Trump Was Facing a Dilemma
President Donald Trump resumed trade talks with China solely because he is seeking to avoid an economic recession as the 2020 election looms, says Jan Techau of the German Marshall Fund. The presidential election taking place next year tied Trump’s hands.
Jörg Münchenberg: Are the revived trade negotiations between China and the United States the most important result of the G20 meeting?
Jan Techau: Yes, and by a long way. Trade was the crucial issue on which the financial markets were focused. The world economy is not spectacularly vibrant at the moment, meaning that we are facing low growth rates and multiple risk factors, one of which is the danger of an escalating trade war between the United States and China.
Trade was therefore very important—taking the threat of escalation off the table—and the outcome was successful. President Trump backed down, one has to say, because he ultimately fears an economic recession in the United States next year. Actually, he cannot afford to fight a trade war.
Jörg Münchenberg: Didn’t Trump sabotage himself in the end? After all, he is someone who claims to always apply maximum pressure during negotiations, and now he is backing down. Was this move not out of line with his overall strategy?

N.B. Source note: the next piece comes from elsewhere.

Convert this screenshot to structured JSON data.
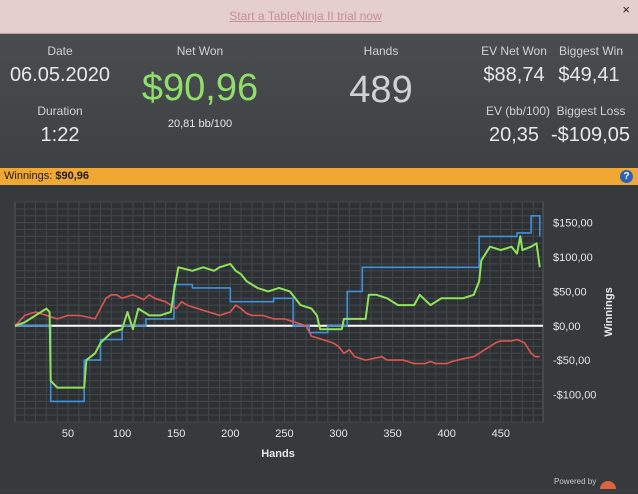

Jan Techau: Yes, this was a risky move, but Trump was facing a dilemma. He had conflicting goals. On the one hand, he had to show strength, and on the other hand, he could not afford to enter next year’s presidential contest under a slowing economy.

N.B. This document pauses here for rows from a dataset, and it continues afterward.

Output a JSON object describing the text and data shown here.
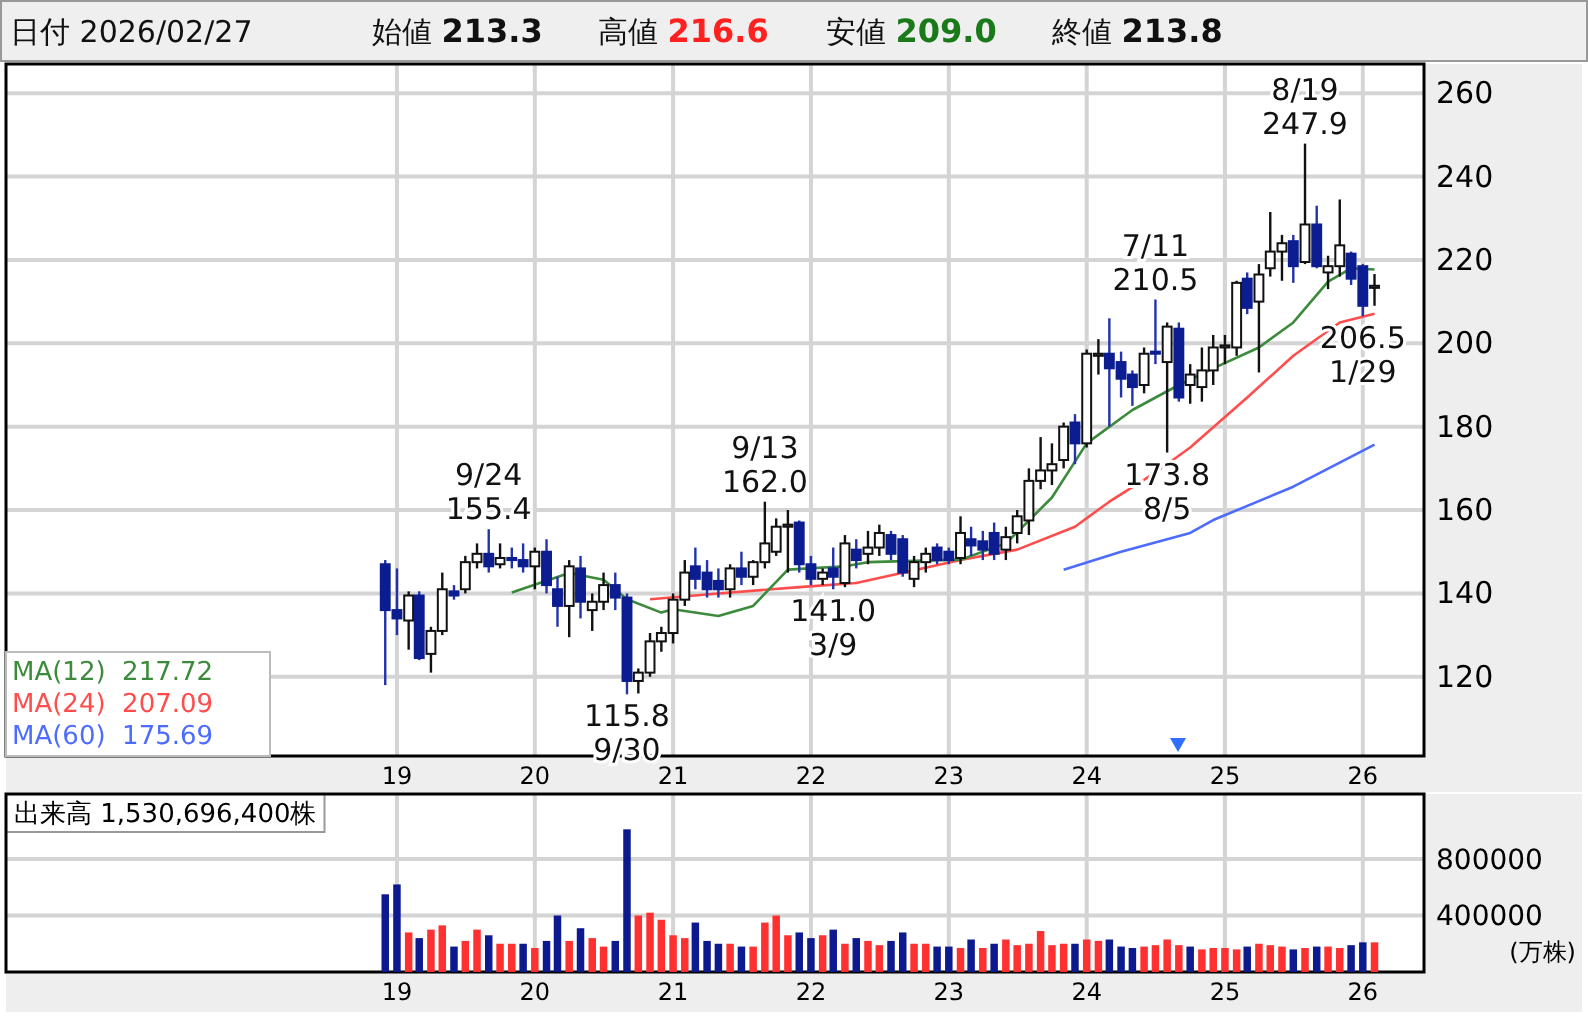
{
  "chart_data": [
    {
      "type": "candlestick",
      "legend": "bottom left",
      "grid": true,
      "annotations": [
        "日付 2026/02/27",
        "始値 213.3",
        "高値 216.6",
        "安値 209.0",
        "終値 213.8",
        {
          "text": "9/24",
          "x": "2019-09",
          "y": 155.4
        },
        {
          "text": "155.4",
          "x": "2019-09",
          "y": 155.4
        },
        {
          "text": "115.8",
          "x": "2020-09",
          "y": 115.8
        },
        {
          "text": "9/30",
          "x": "2020-09",
          "y": 115.8
        },
        {
          "text": "9/13",
          "x": "2021-09",
          "y": 162.0
        },
        {
          "text": "162.0",
          "x": "2021-09",
          "y": 162.0
        },
        {
          "text": "141.0",
          "x": "2022-03",
          "y": 141.0
        },
        {
          "text": "3/9",
          "x": "2022-03",
          "y": 141.0
        },
        {
          "text": "7/11",
          "x": "2024-07",
          "y": 210.5
        },
        {
          "text": "210.5",
          "x": "2024-07",
          "y": 210.5
        },
        {
          "text": "173.8",
          "x": "2024-08",
          "y": 173.8
        },
        {
          "text": "8/5",
          "x": "2024-08",
          "y": 173.8
        },
        {
          "text": "8/19",
          "x": "2025-08",
          "y": 247.9
        },
        {
          "text": "247.9",
          "x": "2025-08",
          "y": 247.9
        },
        {
          "text": "206.5",
          "x": "2026-01",
          "y": 206.5
        },
        {
          "text": "1/29",
          "x": "2026-01",
          "y": 206.5
        }
      ],
      "xlim": [
        "2016-03-02",
        "2026-06-12"
      ],
      "xticks": [
        {
          "value": "2019-01-01",
          "label": "19"
        },
        {
          "value": "2020-01-01",
          "label": "20"
        },
        {
          "value": "2021-01-01",
          "label": "21"
        },
        {
          "value": "2022-01-01",
          "label": "22"
        },
        {
          "value": "2023-01-01",
          "label": "23"
        },
        {
          "value": "2024-01-01",
          "label": "24"
        },
        {
          "value": "2025-01-01",
          "label": "25"
        },
        {
          "value": "2026-01-01",
          "label": "26"
        }
      ],
      "ylim": [
        101,
        267
      ],
      "yticks": [
        120,
        140,
        160,
        180,
        200,
        220,
        240,
        260
      ],
      "x": [
        "2018-12",
        "2019-01",
        "2019-02",
        "2019-03",
        "2019-04",
        "2019-05",
        "2019-06",
        "2019-07",
        "2019-08",
        "2019-09",
        "2019-10",
        "2019-11",
        "2019-12",
        "2020-01",
        "2020-02",
        "2020-03",
        "2020-04",
        "2020-05",
        "2020-06",
        "2020-07",
        "2020-08",
        "2020-09",
        "2020-10",
        "2020-11",
        "2020-12",
        "2021-01",
        "2021-02",
        "2021-03",
        "2021-04",
        "2021-05",
        "2021-06",
        "2021-07",
        "2021-08",
        "2021-09",
        "2021-10",
        "2021-11",
        "2021-12",
        "2022-01",
        "2022-02",
        "2022-03",
        "2022-04",
        "2022-05",
        "2022-06",
        "2022-07",
        "2022-08",
        "2022-09",
        "2022-10",
        "2022-11",
        "2022-12",
        "2023-01",
        "2023-02",
        "2023-03",
        "2023-04",
        "2023-05",
        "2023-06",
        "2023-07",
        "2023-08",
        "2023-09",
        "2023-10",
        "2023-11",
        "2023-12",
        "2024-01",
        "2024-02",
        "2024-03",
        "2024-04",
        "2024-05",
        "2024-06",
        "2024-07",
        "2024-08",
        "2024-09",
        "2024-10",
        "2024-11",
        "2024-12",
        "2025-01",
        "2025-02",
        "2025-03",
        "2025-04",
        "2025-05",
        "2025-06",
        "2025-07",
        "2025-08",
        "2025-09",
        "2025-10",
        "2025-11",
        "2025-12",
        "2026-01",
        "2026-02"
      ],
      "ohlc": [
        [
          147,
          148,
          118,
          136
        ],
        [
          136,
          146,
          130,
          134
        ],
        [
          133.5,
          140.5,
          126.5,
          139.5
        ],
        [
          139.5,
          140.5,
          124,
          124.5
        ],
        [
          125.5,
          132,
          121,
          131
        ],
        [
          131,
          145,
          130,
          141
        ],
        [
          140.5,
          142,
          138.5,
          139.5
        ],
        [
          141,
          149,
          140,
          147.5
        ],
        [
          147.5,
          152,
          146,
          149.5
        ],
        [
          149.5,
          155.4,
          145,
          146.5
        ],
        [
          147,
          152,
          146,
          148.5
        ],
        [
          148.5,
          151,
          146,
          148
        ],
        [
          148,
          152,
          145,
          146.5
        ],
        [
          146.5,
          151,
          141,
          150
        ],
        [
          150,
          153,
          140,
          142
        ],
        [
          141,
          144,
          132,
          137
        ],
        [
          137,
          148,
          129.5,
          146.5
        ],
        [
          146,
          149,
          134,
          138
        ],
        [
          136,
          140,
          131,
          138
        ],
        [
          138,
          145,
          136,
          142
        ],
        [
          142,
          145,
          136,
          139
        ],
        [
          139,
          140,
          115.8,
          119
        ],
        [
          119,
          122,
          116,
          121
        ],
        [
          121,
          130.5,
          120,
          128.5
        ],
        [
          128.5,
          132,
          126,
          130.5
        ],
        [
          130.5,
          140,
          128,
          138.5
        ],
        [
          138.5,
          148,
          137,
          145
        ],
        [
          146.5,
          151,
          141,
          143.5
        ],
        [
          145,
          148,
          139,
          141
        ],
        [
          143,
          146,
          139,
          141
        ],
        [
          141,
          147,
          139,
          146
        ],
        [
          146,
          150,
          142,
          144
        ],
        [
          144,
          148,
          142,
          147.5
        ],
        [
          147.5,
          162.0,
          146,
          152
        ],
        [
          150,
          158,
          149,
          156
        ],
        [
          156,
          160,
          145,
          156.5
        ],
        [
          157,
          157.5,
          145,
          147
        ],
        [
          147,
          149,
          142,
          143.5
        ],
        [
          143.5,
          146,
          142,
          145
        ],
        [
          146,
          151,
          141.0,
          144
        ],
        [
          142.5,
          154,
          141.5,
          152
        ],
        [
          150.5,
          153,
          146,
          148
        ],
        [
          149.5,
          155,
          147,
          151
        ],
        [
          151,
          156.5,
          149,
          154.5
        ],
        [
          154,
          155,
          148,
          149.5
        ],
        [
          153,
          154,
          144,
          145
        ],
        [
          143.5,
          149,
          141.5,
          147.5
        ],
        [
          147.5,
          151,
          145,
          149.5
        ],
        [
          151,
          152,
          147,
          148
        ],
        [
          150,
          151,
          147,
          148
        ],
        [
          148.5,
          158.5,
          147,
          154.5
        ],
        [
          153,
          156,
          149,
          151.5
        ],
        [
          152.5,
          155,
          148,
          150.5
        ],
        [
          154.5,
          157,
          148,
          149.5
        ],
        [
          150.5,
          156,
          148,
          153.5
        ],
        [
          154.5,
          160,
          152,
          158.5
        ],
        [
          157.5,
          170,
          154,
          167
        ],
        [
          167,
          177.5,
          165,
          169.5
        ],
        [
          169.5,
          176,
          166,
          171
        ],
        [
          172,
          181,
          170,
          180
        ],
        [
          181,
          183,
          171,
          176
        ],
        [
          176,
          198.5,
          175,
          197.5
        ],
        [
          197,
          201,
          192.5,
          197.5
        ],
        [
          197.5,
          206,
          180,
          194
        ],
        [
          195.5,
          198,
          187,
          191.5
        ],
        [
          192.5,
          193.5,
          185,
          189.5
        ],
        [
          190,
          199,
          188,
          197.5
        ],
        [
          198,
          210.5,
          195,
          197.5
        ],
        [
          195.5,
          205,
          173.8,
          204
        ],
        [
          203.5,
          205,
          186,
          187
        ],
        [
          190,
          195,
          185.5,
          192.5
        ],
        [
          189.5,
          199,
          186,
          193.5
        ],
        [
          193.5,
          202,
          190,
          199
        ],
        [
          199,
          202,
          195,
          199.5
        ],
        [
          199,
          215,
          197,
          214.5
        ],
        [
          215.5,
          217,
          207,
          208.5
        ],
        [
          210,
          219,
          193,
          216.5
        ],
        [
          218,
          231.5,
          216,
          222
        ],
        [
          222,
          226,
          215,
          224
        ],
        [
          224.5,
          226,
          214.5,
          218.5
        ],
        [
          219.5,
          247.9,
          219,
          228.5
        ],
        [
          228.5,
          233,
          218,
          218.5
        ],
        [
          217,
          221,
          213,
          218.5
        ],
        [
          218.5,
          234.5,
          216,
          223.5
        ],
        [
          221.5,
          222,
          214,
          215.5
        ],
        [
          218.5,
          219,
          206.5,
          209
        ],
        [
          213.3,
          216.6,
          209.0,
          213.8
        ]
      ],
      "series": [
        {
          "type": "line",
          "name": "MA(12)  217.72",
          "color": "#3c8a3c",
          "x": [
            "2019-11",
            "2020-04",
            "2020-07",
            "2020-09",
            "2020-12",
            "2021-01",
            "2021-05",
            "2021-08",
            "2021-11",
            "2022-04",
            "2022-06",
            "2023-02",
            "2023-06",
            "2023-10",
            "2024-01",
            "2024-05",
            "2024-09",
            "2024-12",
            "2025-04",
            "2025-07",
            "2025-10",
            "2025-12",
            "2026-02"
          ],
          "values": [
            140.2,
            144.9,
            143.3,
            138.6,
            135.4,
            136.2,
            134.6,
            137,
            145.7,
            146.5,
            147.5,
            148.1,
            152,
            163,
            176,
            184,
            190,
            194,
            199,
            205,
            214.8,
            218,
            217.7
          ]
        },
        {
          "type": "line",
          "name": "MA(24)  207.09",
          "color": "#ff4d4d",
          "x": [
            "2020-11",
            "2021-05",
            "2021-12",
            "2022-05",
            "2023-02",
            "2023-07",
            "2023-12",
            "2024-03",
            "2024-07",
            "2024-10",
            "2025-03",
            "2025-07",
            "2025-11",
            "2026-02"
          ],
          "values": [
            138.6,
            140,
            141.5,
            142.5,
            148,
            150.5,
            156,
            162,
            169,
            175,
            187,
            197,
            205,
            207.1
          ]
        },
        {
          "type": "line",
          "name": "MA(60)  175.69",
          "color": "#4d6bff",
          "x": [
            "2023-11",
            "2024-04",
            "2024-10",
            "2024-12",
            "2025-07",
            "2026-02"
          ],
          "values": [
            145.7,
            150,
            154.5,
            157.6,
            165.6,
            175.7
          ]
        }
      ]
    },
    {
      "type": "bar",
      "title": "出来高 1,530,696,400株",
      "ylabel": "(万株)",
      "grid": true,
      "xlim": [
        "2016-03-02",
        "2026-06-12"
      ],
      "xticks": [
        {
          "value": "2019-01-01",
          "label": "19"
        },
        {
          "value": "2020-01-01",
          "label": "20"
        },
        {
          "value": "2021-01-01",
          "label": "21"
        },
        {
          "value": "2022-01-01",
          "label": "22"
        },
        {
          "value": "2023-01-01",
          "label": "23"
        },
        {
          "value": "2024-01-01",
          "label": "24"
        },
        {
          "value": "2025-01-01",
          "label": "25"
        },
        {
          "value": "2026-01-01",
          "label": "26"
        }
      ],
      "ylim": [
        0,
        1260000
      ],
      "yticks": [
        400000,
        800000
      ],
      "x": [
        "2018-12",
        "2019-01",
        "2019-02",
        "2019-03",
        "2019-04",
        "2019-05",
        "2019-06",
        "2019-07",
        "2019-08",
        "2019-09",
        "2019-10",
        "2019-11",
        "2019-12",
        "2020-01",
        "2020-02",
        "2020-03",
        "2020-04",
        "2020-05",
        "2020-06",
        "2020-07",
        "2020-08",
        "2020-09",
        "2020-10",
        "2020-11",
        "2020-12",
        "2021-01",
        "2021-02",
        "2021-03",
        "2021-04",
        "2021-05",
        "2021-06",
        "2021-07",
        "2021-08",
        "2021-09",
        "2021-10",
        "2021-11",
        "2021-12",
        "2022-01",
        "2022-02",
        "2022-03",
        "2022-04",
        "2022-05",
        "2022-06",
        "2022-07",
        "2022-08",
        "2022-09",
        "2022-10",
        "2022-11",
        "2022-12",
        "2023-01",
        "2023-02",
        "2023-03",
        "2023-04",
        "2023-05",
        "2023-06",
        "2023-07",
        "2023-08",
        "2023-09",
        "2023-10",
        "2023-11",
        "2023-12",
        "2024-01",
        "2024-02",
        "2024-03",
        "2024-04",
        "2024-05",
        "2024-06",
        "2024-07",
        "2024-08",
        "2024-09",
        "2024-10",
        "2024-11",
        "2024-12",
        "2025-01",
        "2025-02",
        "2025-03",
        "2025-04",
        "2025-05",
        "2025-06",
        "2025-07",
        "2025-08",
        "2025-09",
        "2025-10",
        "2025-11",
        "2025-12",
        "2026-01",
        "2026-02"
      ],
      "values": [
        550000,
        620000,
        280000,
        240000,
        300000,
        330000,
        180000,
        220000,
        300000,
        260000,
        200000,
        200000,
        200000,
        170000,
        220000,
        400000,
        220000,
        310000,
        240000,
        180000,
        220000,
        1010000,
        400000,
        420000,
        370000,
        260000,
        240000,
        350000,
        220000,
        200000,
        200000,
        180000,
        180000,
        350000,
        400000,
        260000,
        280000,
        240000,
        260000,
        300000,
        200000,
        240000,
        220000,
        190000,
        220000,
        280000,
        200000,
        200000,
        180000,
        180000,
        170000,
        230000,
        170000,
        200000,
        230000,
        190000,
        200000,
        290000,
        190000,
        200000,
        200000,
        230000,
        220000,
        230000,
        180000,
        170000,
        180000,
        190000,
        230000,
        190000,
        180000,
        160000,
        170000,
        170000,
        160000,
        180000,
        200000,
        190000,
        180000,
        160000,
        170000,
        180000,
        180000,
        170000,
        190000,
        210000,
        210000
      ],
      "colors": [
        "#0d1a8f",
        "#0d1a8f",
        "#ff3030",
        "#0d1a8f",
        "#ff3030",
        "#ff3030",
        "#0d1a8f",
        "#ff3030",
        "#ff3030",
        "#0d1a8f",
        "#ff3030",
        "#ff3030",
        "#0d1a8f",
        "#ff3030",
        "#0d1a8f",
        "#0d1a8f",
        "#ff3030",
        "#0d1a8f",
        "#ff3030",
        "#ff3030",
        "#0d1a8f",
        "#0d1a8f",
        "#ff3030",
        "#ff3030",
        "#ff3030",
        "#ff3030",
        "#ff3030",
        "#0d1a8f",
        "#0d1a8f",
        "#0d1a8f",
        "#ff3030",
        "#0d1a8f",
        "#ff3030",
        "#ff3030",
        "#ff3030",
        "#ff3030",
        "#0d1a8f",
        "#0d1a8f",
        "#ff3030",
        "#0d1a8f",
        "#ff3030",
        "#0d1a8f",
        "#ff3030",
        "#ff3030",
        "#0d1a8f",
        "#0d1a8f",
        "#ff3030",
        "#ff3030",
        "#0d1a8f",
        "#0d1a8f",
        "#ff3030",
        "#0d1a8f",
        "#ff3030",
        "#0d1a8f",
        "#ff3030",
        "#ff3030",
        "#ff3030",
        "#ff3030",
        "#ff3030",
        "#ff3030",
        "#0d1a8f",
        "#ff3030",
        "#ff3030",
        "#0d1a8f",
        "#0d1a8f",
        "#0d1a8f",
        "#ff3030",
        "#ff3030",
        "#ff3030",
        "#ff3030",
        "#0d1a8f",
        "#ff3030",
        "#ff3030",
        "#ff3030",
        "#ff3030",
        "#0d1a8f",
        "#ff3030",
        "#ff3030",
        "#ff3030",
        "#0d1a8f",
        "#ff3030",
        "#0d1a8f",
        "#ff3030",
        "#ff3030",
        "#0d1a8f",
        "#0d1a8f",
        "#ff3030"
      ]
    }
  ]
}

Experts are predicting that the U.S. economy could enter a recession next year. Trump decided, just to be on the safe side, to give some ground in the trade dispute without risking poor economic results in the decisive upcoming election year.
Jörg Münchenberg: Of course. Let us take a closer look at the G20 meeting on the whole. It is noteworthy that the United States continues to eschew climate-change mitigation. The final declaration stopped short of denouncing protectionism, calling instead for a free and fair trade environment. In the end, however, should we say that the G20 meeting was successful if only because a common statement could be agreed upon?
Jan Techau: This is always difficult to assess. For quite some time now, at these international summits we hear nothing but pessimism: “We cannot get things right, we cannot reach a final declaration.” In the end, however, agreement is usually attained somehow. Of course, this could be a negotiating tactic: reducing expectations to the lowest possible level. But I think that the crucial takeaway is that a deal was struck. On the climate-change issue, they managed to reach agreement by leaving the Americans out and the latter, in turn, did not block the final statement. It was not a politically costly concession for the Americans but, for other countries, it was absolutely important so stand up to Trump on this issue.
With regard to trade, what the declaration says about protectionism is far less important than what is playing out in the bilateral relationship between the United States and China. In addition, it is noteworthy that the European Union and the South American trade bloc Mercosur concluded their own trade agreement. While unrelated to the G20 summit, it is a significant development. It is a negotiated agreement that entails a clear commitment to free trade, and the fact that these two large blocks are joining forces is important news.